Yes, grand jury secrecy matters. Protective orders matter. Privilege matters. But adult governance is not supposed to be an all-or-nothing choice between sunshine and blackout curtains. We have tools called redaction and independent review.
The Paine test and the liberty ledger
The Paine test is whether the outcome expands liberty for the public or concentrates power for institutions. On one side: people should not be publicly condemned by the government without a trial. On the other: the government can investigate, draft a comprehensive narrative, and then permanently keep that narrative from the citizenry that paid for the investigation. The public gets the bill and not the receipts.
In the liberty ledger: Trump and the co-defendants gain protection from reputational harm from a detailed prosecutorial narrative in a case without a conviction. DOJ gains comfort and confidentiality. The public loses the freedom to evaluate how federal power was used, and the courts lose a measure of trust as the instrument that makes official secrecy feel inevitable.
The tradeoff, and what now
We are buying protection against a government narrative becoming punishment without trial. We are paying with the public’s ability to scrutinize one of the most consequential investigations in modern American politics.

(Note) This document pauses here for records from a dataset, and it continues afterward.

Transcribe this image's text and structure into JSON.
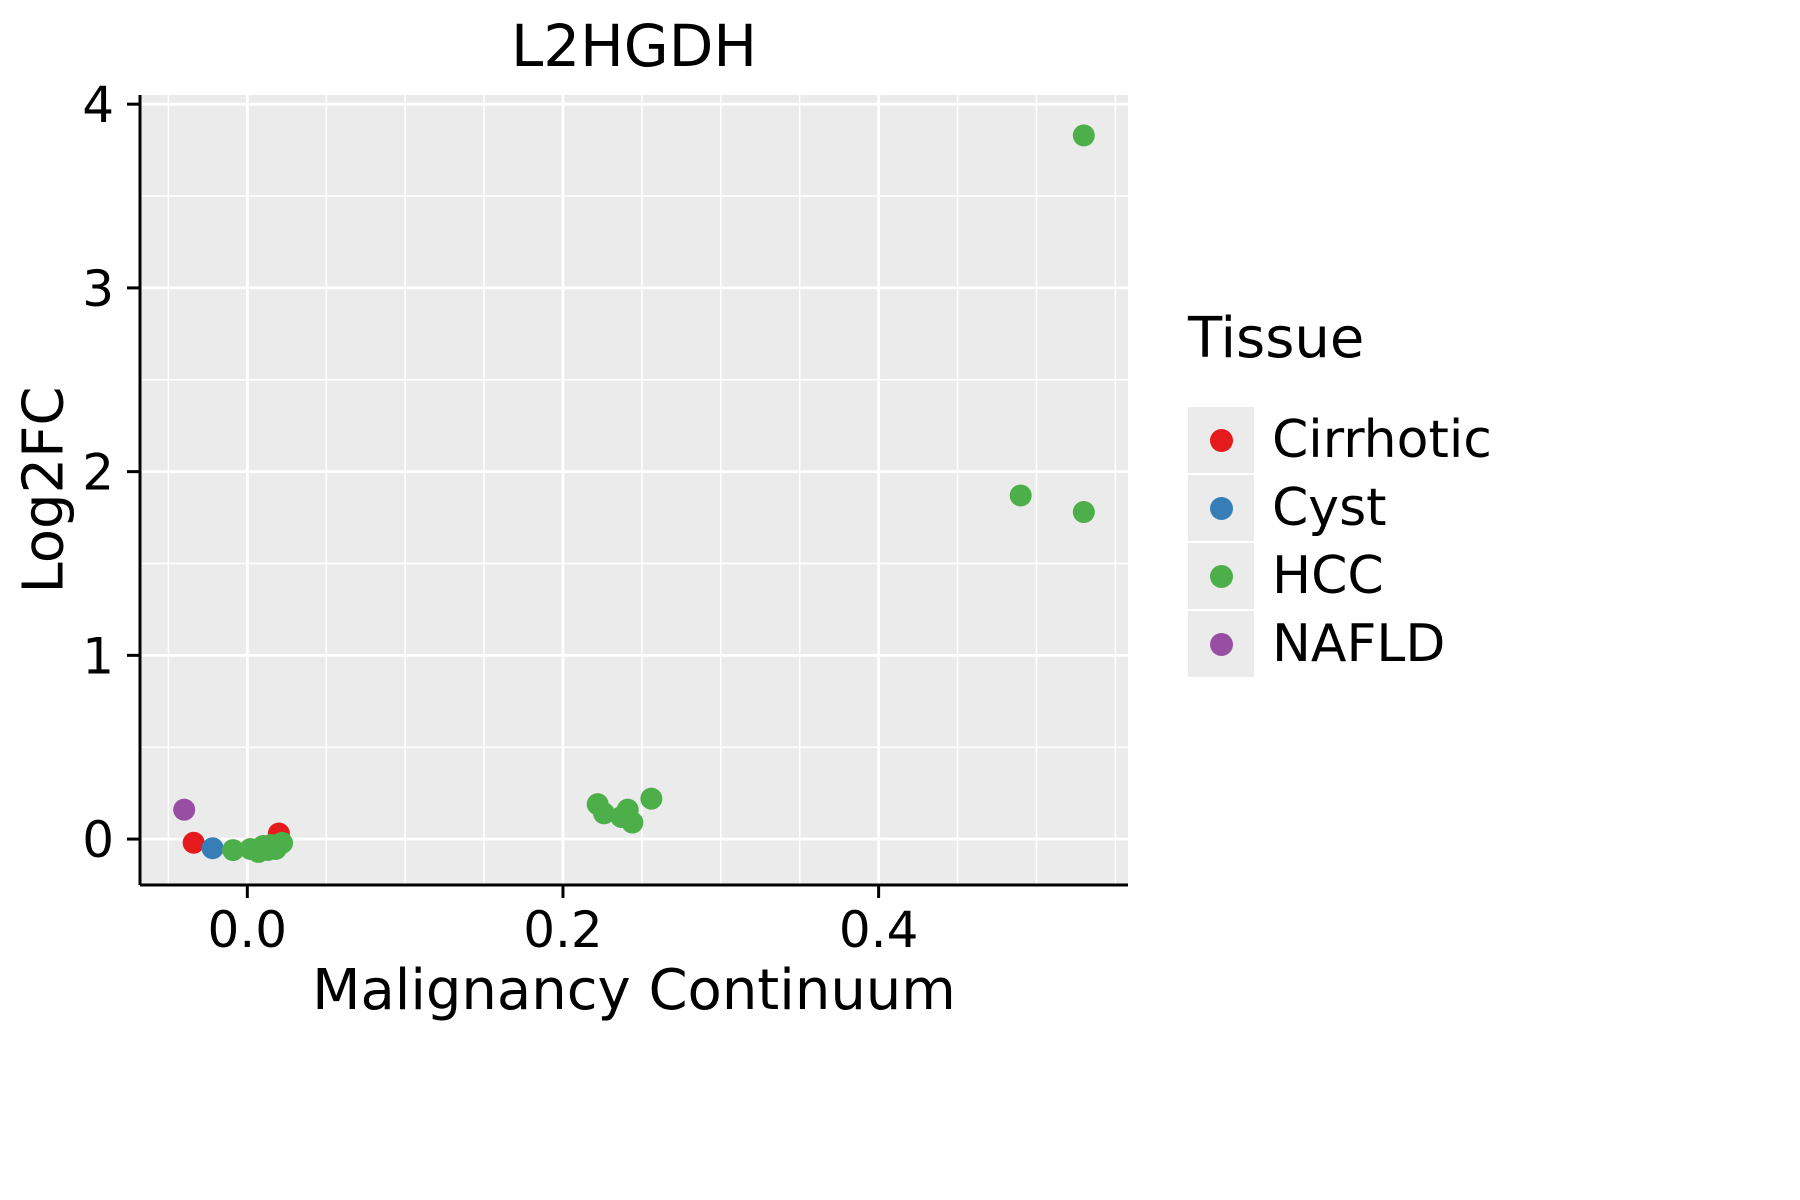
{
  "chart_data": {
    "type": "scatter",
    "title": "L2HGDH",
    "xlabel": "Malignancy Continuum",
    "ylabel": "Log2FC",
    "legend_title": "Tissue",
    "legend_position": "right",
    "grid": true,
    "panel_background": "#ebebeb",
    "grid_color": "#ffffff",
    "xlim": [
      -0.068,
      0.558
    ],
    "ylim": [
      -0.25,
      4.05
    ],
    "x_ticks": [
      0.0,
      0.2,
      0.4
    ],
    "x_tick_labels": [
      "0.0",
      "0.2",
      "0.4"
    ],
    "x_minor_ticks": [
      -0.05,
      0.05,
      0.1,
      0.15,
      0.25,
      0.3,
      0.35,
      0.45,
      0.5,
      0.55
    ],
    "y_ticks": [
      0,
      1,
      2,
      3,
      4
    ],
    "y_tick_labels": [
      "0",
      "1",
      "2",
      "3",
      "4"
    ],
    "y_minor_ticks": [
      0.5,
      1.5,
      2.5,
      3.5
    ],
    "series": [
      {
        "name": "Cirrhotic",
        "color": "#e41a1c",
        "points": [
          [
            -0.034,
            -0.02
          ],
          [
            0.02,
            0.03
          ]
        ]
      },
      {
        "name": "Cyst",
        "color": "#377eb8",
        "points": [
          [
            -0.022,
            -0.05
          ]
        ]
      },
      {
        "name": "HCC",
        "color": "#4daf4a",
        "points": [
          [
            -0.009,
            -0.06
          ],
          [
            0.002,
            -0.054
          ],
          [
            0.007,
            -0.07
          ],
          [
            0.01,
            -0.038
          ],
          [
            0.013,
            -0.059
          ],
          [
            0.015,
            -0.032
          ],
          [
            0.018,
            -0.054
          ],
          [
            0.022,
            -0.021
          ],
          [
            0.222,
            0.19
          ],
          [
            0.226,
            0.14
          ],
          [
            0.237,
            0.12
          ],
          [
            0.241,
            0.16
          ],
          [
            0.244,
            0.09
          ],
          [
            0.256,
            0.22
          ],
          [
            0.49,
            1.87
          ],
          [
            0.53,
            1.78
          ],
          [
            0.53,
            3.83
          ]
        ]
      },
      {
        "name": "NAFLD",
        "color": "#984ea3",
        "points": [
          [
            -0.04,
            0.16
          ]
        ]
      }
    ]
  }
}
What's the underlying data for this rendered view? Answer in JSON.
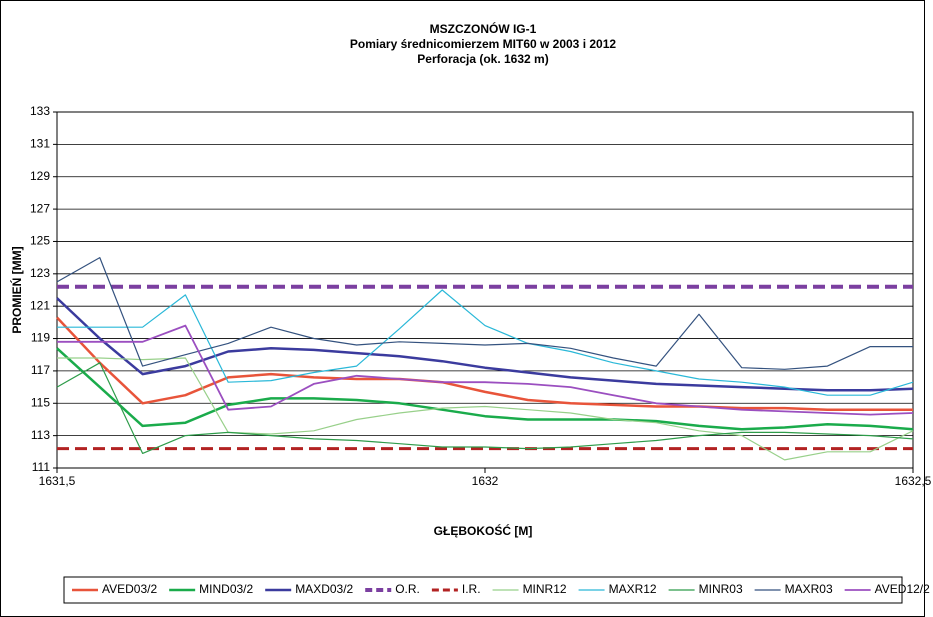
{
  "chart_data": {
    "type": "line",
    "title": [
      "MSZCZONÓW IG-1",
      "Pomiary średnicomierzem MIT60 w 2003 i 2012",
      "Perforacja (ok. 1632 m)"
    ],
    "x_label": "GŁĘBOKOŚĆ [M]",
    "y_label": "PROMIEŃ [MM]",
    "x": [
      1631.5,
      1631.55,
      1631.6,
      1631.65,
      1631.7,
      1631.75,
      1631.8,
      1631.85,
      1631.9,
      1631.95,
      1632,
      1632.05,
      1632.1,
      1632.15,
      1632.2,
      1632.25,
      1632.3,
      1632.35,
      1632.4,
      1632.45,
      1632.5
    ],
    "xlim": [
      1631.5,
      1632.5
    ],
    "xticks": [
      {
        "value": 1631.5,
        "label": "1631,5"
      },
      1632,
      {
        "value": 1632.5,
        "label": "1632,5"
      }
    ],
    "ylim": [
      111,
      133
    ],
    "yticks": [
      111,
      113,
      115,
      117,
      119,
      121,
      123,
      125,
      127,
      129,
      131,
      133
    ],
    "grid": true,
    "legend": "bottom",
    "series": [
      {
        "name": "AVED03/2",
        "color": "#e8543a",
        "width": 2.5,
        "values": [
          120.3,
          117.5,
          115.0,
          115.5,
          116.6,
          116.8,
          116.6,
          116.5,
          116.5,
          116.3,
          115.7,
          115.2,
          115.0,
          114.9,
          114.8,
          114.8,
          114.7,
          114.7,
          114.6,
          114.6,
          114.6
        ]
      },
      {
        "name": "MIND03/2",
        "color": "#1aab4b",
        "width": 2.5,
        "values": [
          118.4,
          116.0,
          113.6,
          113.8,
          114.9,
          115.3,
          115.3,
          115.2,
          115.0,
          114.6,
          114.2,
          114.0,
          114.0,
          114.0,
          113.9,
          113.6,
          113.4,
          113.5,
          113.7,
          113.6,
          113.4
        ]
      },
      {
        "name": "MAXD03/2",
        "color": "#3b3b9e",
        "width": 2.5,
        "values": [
          121.5,
          119.0,
          116.8,
          117.3,
          118.2,
          118.4,
          118.3,
          118.1,
          117.9,
          117.6,
          117.2,
          116.9,
          116.6,
          116.4,
          116.2,
          116.1,
          116.0,
          115.9,
          115.8,
          115.8,
          115.9
        ]
      },
      {
        "name": "O.R.",
        "color": "#7b3fa0",
        "width": 4,
        "dash": true,
        "values": [
          122.2,
          122.2,
          122.2,
          122.2,
          122.2,
          122.2,
          122.2,
          122.2,
          122.2,
          122.2,
          122.2,
          122.2,
          122.2,
          122.2,
          122.2,
          122.2,
          122.2,
          122.2,
          122.2,
          122.2,
          122.2
        ]
      },
      {
        "name": "I.R.",
        "color": "#b22222",
        "width": 3,
        "dash": true,
        "values": [
          112.2,
          112.2,
          112.2,
          112.2,
          112.2,
          112.2,
          112.2,
          112.2,
          112.2,
          112.2,
          112.2,
          112.2,
          112.2,
          112.2,
          112.2,
          112.2,
          112.2,
          112.2,
          112.2,
          112.2,
          112.2
        ]
      },
      {
        "name": "MINR12",
        "color": "#98d08a",
        "width": 1.2,
        "values": [
          117.8,
          117.8,
          117.7,
          117.8,
          113.2,
          113.1,
          113.3,
          114.0,
          114.4,
          114.7,
          114.8,
          114.6,
          114.4,
          114.0,
          113.8,
          113.3,
          113.0,
          111.5,
          112.0,
          112.0,
          113.3
        ]
      },
      {
        "name": "MAXR12",
        "color": "#2ab8d8",
        "width": 1.2,
        "values": [
          119.7,
          119.7,
          119.7,
          121.7,
          116.3,
          116.4,
          116.9,
          117.3,
          119.6,
          122.0,
          119.8,
          118.7,
          118.2,
          117.5,
          117.0,
          116.5,
          116.3,
          116.0,
          115.5,
          115.5,
          116.3
        ]
      },
      {
        "name": "MINR03",
        "color": "#2e9c4a",
        "width": 1.2,
        "values": [
          116.0,
          117.5,
          111.9,
          113.0,
          113.2,
          113.0,
          112.8,
          112.7,
          112.5,
          112.3,
          112.3,
          112.2,
          112.3,
          112.5,
          112.7,
          113.0,
          113.2,
          113.2,
          113.1,
          113.0,
          112.8
        ]
      },
      {
        "name": "MAXR03",
        "color": "#34527f",
        "width": 1.2,
        "values": [
          122.5,
          124.0,
          117.3,
          118.0,
          118.7,
          119.7,
          119.0,
          118.6,
          118.8,
          118.7,
          118.6,
          118.7,
          118.4,
          117.8,
          117.3,
          120.5,
          117.2,
          117.1,
          117.3,
          118.5,
          118.5
        ]
      },
      {
        "name": "AVED12/2",
        "color": "#9b4fc0",
        "width": 1.8,
        "values": [
          118.8,
          118.8,
          118.8,
          119.8,
          114.6,
          114.8,
          116.2,
          116.7,
          116.5,
          116.3,
          116.3,
          116.2,
          116.0,
          115.5,
          115.0,
          114.8,
          114.6,
          114.5,
          114.4,
          114.3,
          114.4
        ]
      }
    ]
  }
}
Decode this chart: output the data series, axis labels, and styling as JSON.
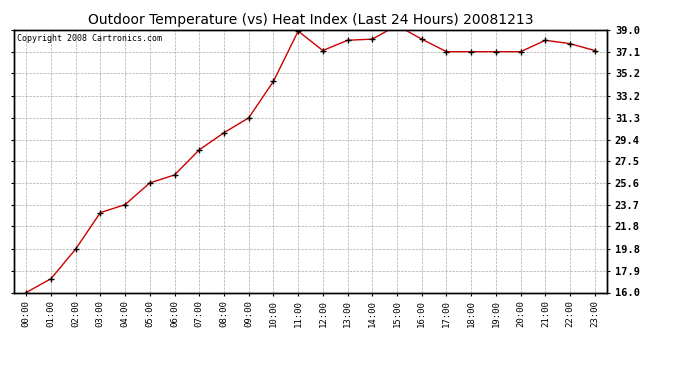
{
  "title": "Outdoor Temperature (vs) Heat Index (Last 24 Hours) 20081213",
  "copyright_text": "Copyright 2008 Cartronics.com",
  "x_labels": [
    "00:00",
    "01:00",
    "02:00",
    "03:00",
    "04:00",
    "05:00",
    "06:00",
    "07:00",
    "08:00",
    "09:00",
    "10:00",
    "11:00",
    "12:00",
    "13:00",
    "14:00",
    "15:00",
    "16:00",
    "17:00",
    "18:00",
    "19:00",
    "20:00",
    "21:00",
    "22:00",
    "23:00"
  ],
  "y_values": [
    16.0,
    17.2,
    19.8,
    23.0,
    23.7,
    25.6,
    26.3,
    28.5,
    30.0,
    31.3,
    34.5,
    38.9,
    37.2,
    38.1,
    38.2,
    39.4,
    38.2,
    37.1,
    37.1,
    37.1,
    37.1,
    38.1,
    37.8,
    37.2
  ],
  "y_ticks": [
    16.0,
    17.9,
    19.8,
    21.8,
    23.7,
    25.6,
    27.5,
    29.4,
    31.3,
    33.2,
    35.2,
    37.1,
    39.0
  ],
  "y_tick_labels": [
    "16.0",
    "17.9",
    "19.8",
    "21.8",
    "23.7",
    "25.6",
    "27.5",
    "29.4",
    "31.3",
    "33.2",
    "35.2",
    "37.1",
    "39.0"
  ],
  "ylim": [
    16.0,
    39.0
  ],
  "line_color": "#cc0000",
  "marker": "+",
  "marker_color": "#000000",
  "bg_color": "#ffffff",
  "plot_bg_color": "#ffffff",
  "grid_color": "#aaaaaa",
  "grid_style": "--",
  "title_fontsize": 10,
  "copyright_fontsize": 6
}
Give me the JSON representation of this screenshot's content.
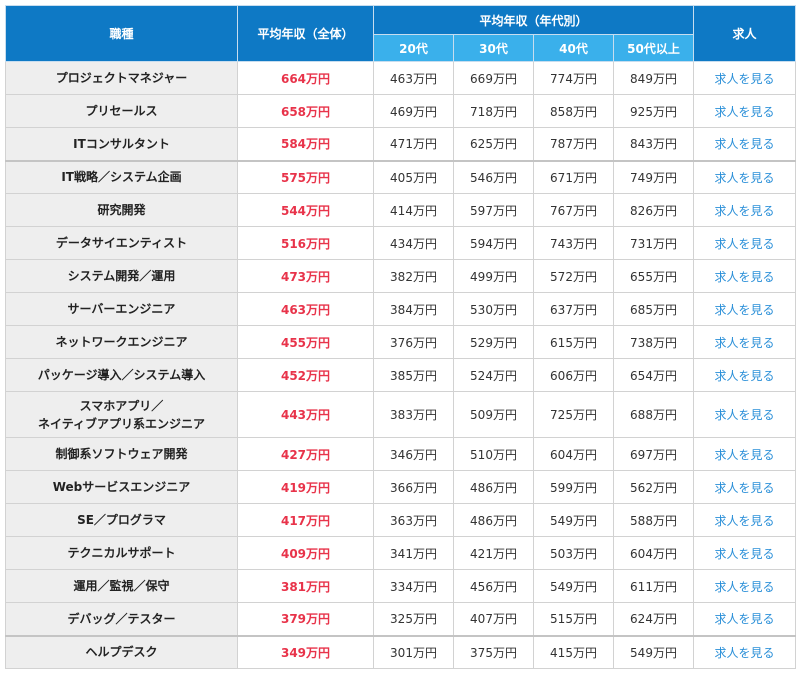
{
  "header": {
    "job": "職種",
    "overall": "平均年収（全体）",
    "by_age": "平均年収（年代別）",
    "ages": [
      "20代",
      "30代",
      "40代",
      "50代以上"
    ],
    "jobs_col": "求人"
  },
  "link_label": "求人を見る",
  "rows": [
    {
      "job": "プロジェクトマネジャー",
      "overall": "664万円",
      "a20": "463万円",
      "a30": "669万円",
      "a40": "774万円",
      "a50": "849万円"
    },
    {
      "job": "プリセールス",
      "overall": "658万円",
      "a20": "469万円",
      "a30": "718万円",
      "a40": "858万円",
      "a50": "925万円"
    },
    {
      "job": "ITコンサルタント",
      "overall": "584万円",
      "a20": "471万円",
      "a30": "625万円",
      "a40": "787万円",
      "a50": "843万円"
    },
    {
      "job": "IT戦略／システム企画",
      "overall": "575万円",
      "a20": "405万円",
      "a30": "546万円",
      "a40": "671万円",
      "a50": "749万円"
    },
    {
      "job": "研究開発",
      "overall": "544万円",
      "a20": "414万円",
      "a30": "597万円",
      "a40": "767万円",
      "a50": "826万円"
    },
    {
      "job": "データサイエンティスト",
      "overall": "516万円",
      "a20": "434万円",
      "a30": "594万円",
      "a40": "743万円",
      "a50": "731万円"
    },
    {
      "job": "システム開発／運用",
      "overall": "473万円",
      "a20": "382万円",
      "a30": "499万円",
      "a40": "572万円",
      "a50": "655万円"
    },
    {
      "job": "サーバーエンジニア",
      "overall": "463万円",
      "a20": "384万円",
      "a30": "530万円",
      "a40": "637万円",
      "a50": "685万円"
    },
    {
      "job": "ネットワークエンジニア",
      "overall": "455万円",
      "a20": "376万円",
      "a30": "529万円",
      "a40": "615万円",
      "a50": "738万円"
    },
    {
      "job": "パッケージ導入／システム導入",
      "overall": "452万円",
      "a20": "385万円",
      "a30": "524万円",
      "a40": "606万円",
      "a50": "654万円"
    },
    {
      "job": "スマホアプリ／",
      "job2": "ネイティブアプリ系エンジニア",
      "overall": "443万円",
      "a20": "383万円",
      "a30": "509万円",
      "a40": "725万円",
      "a50": "688万円"
    },
    {
      "job": "制御系ソフトウェア開発",
      "overall": "427万円",
      "a20": "346万円",
      "a30": "510万円",
      "a40": "604万円",
      "a50": "697万円"
    },
    {
      "job": "Webサービスエンジニア",
      "overall": "419万円",
      "a20": "366万円",
      "a30": "486万円",
      "a40": "599万円",
      "a50": "562万円"
    },
    {
      "job": "SE／プログラマ",
      "overall": "417万円",
      "a20": "363万円",
      "a30": "486万円",
      "a40": "549万円",
      "a50": "588万円"
    },
    {
      "job": "テクニカルサポート",
      "overall": "409万円",
      "a20": "341万円",
      "a30": "421万円",
      "a40": "503万円",
      "a50": "604万円"
    },
    {
      "job": "運用／監視／保守",
      "overall": "381万円",
      "a20": "334万円",
      "a30": "456万円",
      "a40": "549万円",
      "a50": "611万円"
    },
    {
      "job": "デバッグ／テスター",
      "overall": "379万円",
      "a20": "325万円",
      "a30": "407万円",
      "a40": "515万円",
      "a50": "624万円"
    },
    {
      "job": "ヘルプデスク",
      "overall": "349万円",
      "a20": "301万円",
      "a30": "375万円",
      "a40": "415万円",
      "a50": "549万円"
    }
  ]
}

Congress can tighten the special counsel framework so final reports have an expected public-facing component, with mandatory redaction standards and judicial review procedures. Courts can move quickly on pending appeals to clarify boundaries between protective orders, grand jury secrecy, and the public interest when prosecutions end without verdicts. Inspectors general can audit how reports are produced, stored, and handled across administrations. And the press, watchdogs, and citizens can keep demanding structured disclosure rather than accepting the false choice between total release and total silence.
If the government can investigate a president, write up what it found, and then permanently hide it with the blessing of both the defendants and the department, who is this system actually designed to serve?